A presentation by Cambridge Analytica, portraits generated from DNA and a Facebook drone sit beside each other in a new design exhibition that opens to the public this weekend at London’s V&A.
The Future Starts Here marks the first time the influential museum has dedicated a display to the topic of the future. It is also the first major exhibition produced by the V&A’s Contemporary Architecture, Design and Digital team.
The exhibition features more then 100 designs of today picked by curators Rory Hyde and Mariana Pestana because they suggest what our near future might look like.
Designs by major companies — like Facebook’s Aquila internet-providing drone, and Foster + Partners’ model for carbon-neutral Masdar City in Abu Dhabi — sit beside smaller projects created by start-ups, communities, activists and artists.
Bio Works’ Bento Lab home DNA lab, Hydroswarm’s ocean-mapping drone and designer Jalila Essaïdi’s tree antenna network are examples of the latter.
Some of the objects come straight from recent news headlines, including the iconic pink pussyhat from recent protests in the USA and a video showing how Cambridge Analytica used personal data to target advertising.
“I like to think of the show as presenting what I sometimes call probable futures against possible futures,” Pestana told Dezeen.
“Probable futures would be those that have the financial backing of large corporations, for example, and that have the advantage of being spread very quickly in the digital age.”
“Possible futures would be those that are produced from the bottom up in a specific context for a specific people, continued Pestana.
“Something we’re very interested in doing in the show is saying ‘well here’s a probable future, this is what you might expect the future to be and who you might expect to design it’, but here are also some alternatives.”
Pestana hopes that, seeing the possibilities side by side, audiences feel engaged with the issues and empowered to take action themselves.
“Hopefully that’s an encouragement for the public to understand their own value, as citizens, as crowds of people that can adopt or co-opt a project,” said Pestana, who outside of the V&A is a co-founder of design studio The Decorators. “It’s a hopeful exhibition.”
Visitors to The Future Starts Here will encounter the objects displayed across four zones, each dedicated to a different theme in tech — self, public, planet and afterlife.
The design for these zones is by Spanish architect Andrés Jaque’s Office for Political Innovation, whose colourful, narrative approach gives the exhibition its distinctive saturated look.
Most of the zones are built out of rainbow-hued, brightly lit panels of polycarbonate plastic.

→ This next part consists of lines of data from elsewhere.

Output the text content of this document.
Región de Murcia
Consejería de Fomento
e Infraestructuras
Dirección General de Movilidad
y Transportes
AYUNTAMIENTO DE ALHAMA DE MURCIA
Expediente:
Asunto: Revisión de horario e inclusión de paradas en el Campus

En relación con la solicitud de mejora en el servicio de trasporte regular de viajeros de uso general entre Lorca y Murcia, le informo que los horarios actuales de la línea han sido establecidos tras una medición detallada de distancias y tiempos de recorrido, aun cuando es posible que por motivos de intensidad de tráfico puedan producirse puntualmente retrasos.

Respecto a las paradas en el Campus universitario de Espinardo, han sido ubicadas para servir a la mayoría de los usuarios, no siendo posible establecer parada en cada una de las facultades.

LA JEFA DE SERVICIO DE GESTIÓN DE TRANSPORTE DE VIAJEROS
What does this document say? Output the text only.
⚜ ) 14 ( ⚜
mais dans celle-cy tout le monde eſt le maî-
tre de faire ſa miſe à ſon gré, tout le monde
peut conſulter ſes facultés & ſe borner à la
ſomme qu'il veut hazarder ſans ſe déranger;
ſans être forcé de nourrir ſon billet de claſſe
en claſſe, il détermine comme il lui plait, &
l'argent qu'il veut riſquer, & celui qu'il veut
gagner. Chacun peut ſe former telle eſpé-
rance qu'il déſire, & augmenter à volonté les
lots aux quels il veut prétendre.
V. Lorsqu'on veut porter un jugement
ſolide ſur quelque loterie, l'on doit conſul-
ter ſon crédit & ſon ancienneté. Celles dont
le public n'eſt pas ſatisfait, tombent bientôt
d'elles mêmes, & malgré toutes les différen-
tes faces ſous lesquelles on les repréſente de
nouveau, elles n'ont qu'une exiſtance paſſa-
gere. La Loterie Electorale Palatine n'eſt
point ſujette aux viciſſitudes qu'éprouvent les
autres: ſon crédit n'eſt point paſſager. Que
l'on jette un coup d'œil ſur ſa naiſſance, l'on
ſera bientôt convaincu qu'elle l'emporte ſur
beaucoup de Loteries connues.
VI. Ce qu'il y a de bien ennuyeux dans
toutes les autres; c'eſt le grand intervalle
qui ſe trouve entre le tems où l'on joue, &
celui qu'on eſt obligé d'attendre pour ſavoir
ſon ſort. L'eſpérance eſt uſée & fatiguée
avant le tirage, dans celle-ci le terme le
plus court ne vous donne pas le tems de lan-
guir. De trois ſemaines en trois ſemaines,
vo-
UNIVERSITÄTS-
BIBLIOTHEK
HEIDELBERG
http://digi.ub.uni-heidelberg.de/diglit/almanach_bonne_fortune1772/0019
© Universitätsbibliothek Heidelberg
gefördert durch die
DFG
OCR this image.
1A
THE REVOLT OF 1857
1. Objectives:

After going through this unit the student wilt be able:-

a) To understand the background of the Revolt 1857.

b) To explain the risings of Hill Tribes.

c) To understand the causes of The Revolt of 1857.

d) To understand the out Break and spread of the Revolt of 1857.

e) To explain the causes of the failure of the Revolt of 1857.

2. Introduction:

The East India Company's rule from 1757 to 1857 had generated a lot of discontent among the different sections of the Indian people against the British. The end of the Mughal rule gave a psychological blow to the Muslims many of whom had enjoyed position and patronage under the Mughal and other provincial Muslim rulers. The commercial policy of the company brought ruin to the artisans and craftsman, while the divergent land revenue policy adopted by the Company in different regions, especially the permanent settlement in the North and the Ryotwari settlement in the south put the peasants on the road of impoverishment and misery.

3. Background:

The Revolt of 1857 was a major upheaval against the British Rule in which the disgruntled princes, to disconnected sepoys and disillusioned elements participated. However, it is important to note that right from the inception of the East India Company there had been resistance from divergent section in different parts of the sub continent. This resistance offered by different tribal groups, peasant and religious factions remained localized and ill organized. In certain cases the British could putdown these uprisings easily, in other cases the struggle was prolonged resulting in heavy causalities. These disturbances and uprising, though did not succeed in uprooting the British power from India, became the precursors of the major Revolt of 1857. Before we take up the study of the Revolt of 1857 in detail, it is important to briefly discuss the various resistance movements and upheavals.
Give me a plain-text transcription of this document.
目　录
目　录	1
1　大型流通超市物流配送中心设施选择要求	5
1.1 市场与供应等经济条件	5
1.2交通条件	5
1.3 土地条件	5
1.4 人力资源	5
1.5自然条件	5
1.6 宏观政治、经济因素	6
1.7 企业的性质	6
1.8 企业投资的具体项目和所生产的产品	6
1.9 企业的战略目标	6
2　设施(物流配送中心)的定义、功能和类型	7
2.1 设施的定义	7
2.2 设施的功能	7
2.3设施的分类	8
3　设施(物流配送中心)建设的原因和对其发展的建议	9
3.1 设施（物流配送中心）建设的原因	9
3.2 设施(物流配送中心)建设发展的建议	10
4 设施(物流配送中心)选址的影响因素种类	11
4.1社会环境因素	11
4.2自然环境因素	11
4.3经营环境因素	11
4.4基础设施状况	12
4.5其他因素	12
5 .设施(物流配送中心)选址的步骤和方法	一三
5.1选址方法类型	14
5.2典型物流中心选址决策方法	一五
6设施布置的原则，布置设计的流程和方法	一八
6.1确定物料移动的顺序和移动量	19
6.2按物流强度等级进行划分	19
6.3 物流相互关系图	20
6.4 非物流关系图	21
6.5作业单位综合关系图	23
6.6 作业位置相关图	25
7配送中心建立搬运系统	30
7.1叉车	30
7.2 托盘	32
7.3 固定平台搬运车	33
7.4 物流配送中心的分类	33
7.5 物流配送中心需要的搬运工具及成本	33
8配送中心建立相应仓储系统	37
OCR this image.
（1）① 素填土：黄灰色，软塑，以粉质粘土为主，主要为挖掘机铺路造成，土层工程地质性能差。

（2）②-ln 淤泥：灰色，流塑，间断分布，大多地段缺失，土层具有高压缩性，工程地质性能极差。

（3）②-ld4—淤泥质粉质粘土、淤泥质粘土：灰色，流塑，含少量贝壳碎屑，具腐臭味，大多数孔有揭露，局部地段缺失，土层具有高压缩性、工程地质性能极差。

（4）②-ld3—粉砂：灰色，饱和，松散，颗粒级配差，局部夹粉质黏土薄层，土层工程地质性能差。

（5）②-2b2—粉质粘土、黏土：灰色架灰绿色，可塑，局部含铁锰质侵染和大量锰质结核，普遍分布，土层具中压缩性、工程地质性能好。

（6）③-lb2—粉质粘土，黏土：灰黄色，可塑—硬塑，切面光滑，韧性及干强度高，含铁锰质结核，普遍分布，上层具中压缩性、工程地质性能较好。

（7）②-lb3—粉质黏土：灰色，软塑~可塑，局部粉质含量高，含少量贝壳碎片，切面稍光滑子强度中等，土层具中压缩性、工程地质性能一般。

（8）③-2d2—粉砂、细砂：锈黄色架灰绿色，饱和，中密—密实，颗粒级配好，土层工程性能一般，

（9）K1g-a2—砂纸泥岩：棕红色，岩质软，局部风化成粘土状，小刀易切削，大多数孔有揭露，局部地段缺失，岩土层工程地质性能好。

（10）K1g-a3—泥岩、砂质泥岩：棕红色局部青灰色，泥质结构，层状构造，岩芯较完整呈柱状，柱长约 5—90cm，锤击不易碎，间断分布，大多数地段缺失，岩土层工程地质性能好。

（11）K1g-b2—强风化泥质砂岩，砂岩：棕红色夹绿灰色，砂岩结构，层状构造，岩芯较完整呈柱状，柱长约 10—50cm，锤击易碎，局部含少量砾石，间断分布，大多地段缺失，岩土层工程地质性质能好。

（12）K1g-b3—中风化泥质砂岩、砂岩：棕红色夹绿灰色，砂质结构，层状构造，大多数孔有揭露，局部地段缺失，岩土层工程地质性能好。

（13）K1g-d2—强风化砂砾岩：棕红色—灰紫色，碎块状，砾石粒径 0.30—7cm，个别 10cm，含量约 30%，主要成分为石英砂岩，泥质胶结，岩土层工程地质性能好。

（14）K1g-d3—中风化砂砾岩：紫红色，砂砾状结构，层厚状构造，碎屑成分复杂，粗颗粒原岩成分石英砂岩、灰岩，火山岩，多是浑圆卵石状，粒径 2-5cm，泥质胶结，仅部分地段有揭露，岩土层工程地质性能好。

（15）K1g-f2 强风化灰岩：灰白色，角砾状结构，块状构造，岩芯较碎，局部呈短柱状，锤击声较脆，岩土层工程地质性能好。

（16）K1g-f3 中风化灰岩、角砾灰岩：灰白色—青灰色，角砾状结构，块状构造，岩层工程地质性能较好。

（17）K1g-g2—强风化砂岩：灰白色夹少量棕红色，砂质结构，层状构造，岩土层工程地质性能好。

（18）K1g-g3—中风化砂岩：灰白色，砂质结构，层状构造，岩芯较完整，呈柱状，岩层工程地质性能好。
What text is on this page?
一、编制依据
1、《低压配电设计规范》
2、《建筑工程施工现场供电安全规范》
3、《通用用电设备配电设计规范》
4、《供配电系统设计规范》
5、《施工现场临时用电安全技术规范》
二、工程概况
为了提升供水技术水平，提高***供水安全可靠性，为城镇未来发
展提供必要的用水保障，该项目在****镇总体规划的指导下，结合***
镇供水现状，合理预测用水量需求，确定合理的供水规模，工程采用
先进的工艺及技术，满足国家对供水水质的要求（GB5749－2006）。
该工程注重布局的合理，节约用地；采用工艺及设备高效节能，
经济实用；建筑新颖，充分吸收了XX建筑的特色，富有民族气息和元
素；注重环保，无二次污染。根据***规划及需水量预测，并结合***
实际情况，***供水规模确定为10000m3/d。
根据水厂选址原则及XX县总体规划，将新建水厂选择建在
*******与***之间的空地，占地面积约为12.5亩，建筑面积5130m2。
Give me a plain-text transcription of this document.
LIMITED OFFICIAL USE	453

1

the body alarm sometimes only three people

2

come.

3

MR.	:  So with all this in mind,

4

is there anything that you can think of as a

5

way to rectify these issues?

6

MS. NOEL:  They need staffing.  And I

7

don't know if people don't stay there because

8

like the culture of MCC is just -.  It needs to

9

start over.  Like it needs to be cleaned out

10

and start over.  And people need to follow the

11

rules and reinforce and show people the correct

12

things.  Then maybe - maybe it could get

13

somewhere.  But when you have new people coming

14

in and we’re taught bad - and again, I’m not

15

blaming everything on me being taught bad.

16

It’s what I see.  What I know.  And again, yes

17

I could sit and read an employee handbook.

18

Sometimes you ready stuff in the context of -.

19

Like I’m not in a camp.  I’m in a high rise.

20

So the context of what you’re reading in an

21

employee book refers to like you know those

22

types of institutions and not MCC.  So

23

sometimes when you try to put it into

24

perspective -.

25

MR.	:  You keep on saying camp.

Pestana describes them as “contemporary dioramas”, with the “self” zone fashioned like a house, and public-themed zone having a more open, plaza-like look with flagpoles reminiscent of the United Nations.
A series of eight overarching questions guide visitors on a critical journey through the zones. “What makes us human?”, “Who wants to live forever?”, “Does democracy still work?” and “Is Edward Snowden a hero or a traitor?” are among the prompts.
Accompanying wall text distills objects down to their essence with titles like “A camera that decides when to shoot”, alongside Google’s Clips and “A thermostat that learns your schedule”, to describe Nest’s Learning Thermostat.